Bien sûr que les humains ont modifié à grande échelle les milieux naturels. Ce sont aujourd’hui 75% des terres et 60% des mers qui sont fortement impactées. Scientifiques, associations, opinion publiques, nous sommes des millions dans le monde à tirer la sonnette d’alarme. Dans l’histoire, l’homme a développé les premières grandes pandémies par la conquête, le commerce… L’homme a modifié de nombreux équilibres naturels aux multiples conséquences sociales, écologiques et sanitaires. Le rapport de l’homme à la nature est désormais posé comme condition de notre survie.
Restez-vous néanmoins positive sur ce que l’on appelle « le monde d’après » ?

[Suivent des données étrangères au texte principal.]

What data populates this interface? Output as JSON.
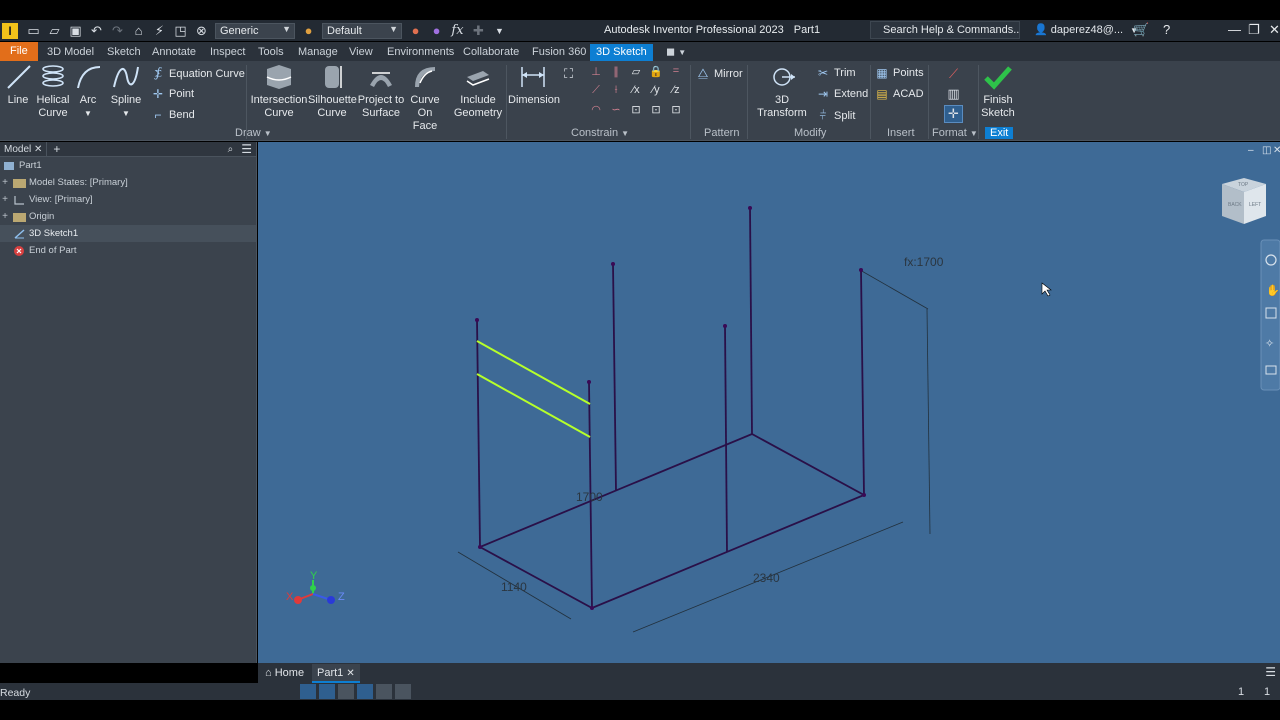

Je ne suis pas madame Irma. Ce que je sais, c ‘est que si l’on recommence sur les mêmes bases, c’est-à-dire le dérèglement climatique, la déforestation, la surproduction et la surconsommation, le monde subira de nouvelles crises, de plus en plus violentes et destructrices. Au WWF, nous allons œuvrer pour que la relance de nos sociétés, qui va nécessiter des milliards d’euros, – et nous allons participer à cet effort planétaire -, ne soit pas basé uniquement sur le profit. Nous empruntons aujourd’hui aux générations futures pour construire un nouveau monde ; si nous reproduisons les mêmes bases, les générations futures auraient raison de nous en vouloir ! Empruntons pour eux et laissons-leur une planète et des hommes en bonne santé.
Peut-on encore concilier notre modèle économique de développement, de production et la préservation de notre environnement ? Nicolas Hulot utilisait le terme de « croissance sélective ». Qu’en pensez-vous ?
On ne peut plus penser un modèle économique avec cette idée de croissance perpétuelle et ne prendre des décisions que par rapport à un PIB, une exigence de chiffre d’affaires ou des critères purement financiers et de rentabilité. Nous devons changer notre manière de faire si l’on veut survivre ; notre modèle actuel n’est ni durable ni soutenable. Les exigences sociales et environnementales doivent s’imposer comme des évidences. Prenez l’exemple de l’agriculture. On a imposé depuis des décennies à nos paysans une agriculture productiviste, consommatrice de ressources et polluante. Mais les choses changent. Nos habitudes alimentaires changent et la manière de produire aussi, locale, bio… Qu’importe la sémantique ; ce qui compte, c’est l’évolution de notre modèle économique et la mise en œuvre d’une vraie transition énergétique et alimentaire. La restriction de nos libertés individuelles peut-elle se justifier au regard de l’urgence sanitaire ?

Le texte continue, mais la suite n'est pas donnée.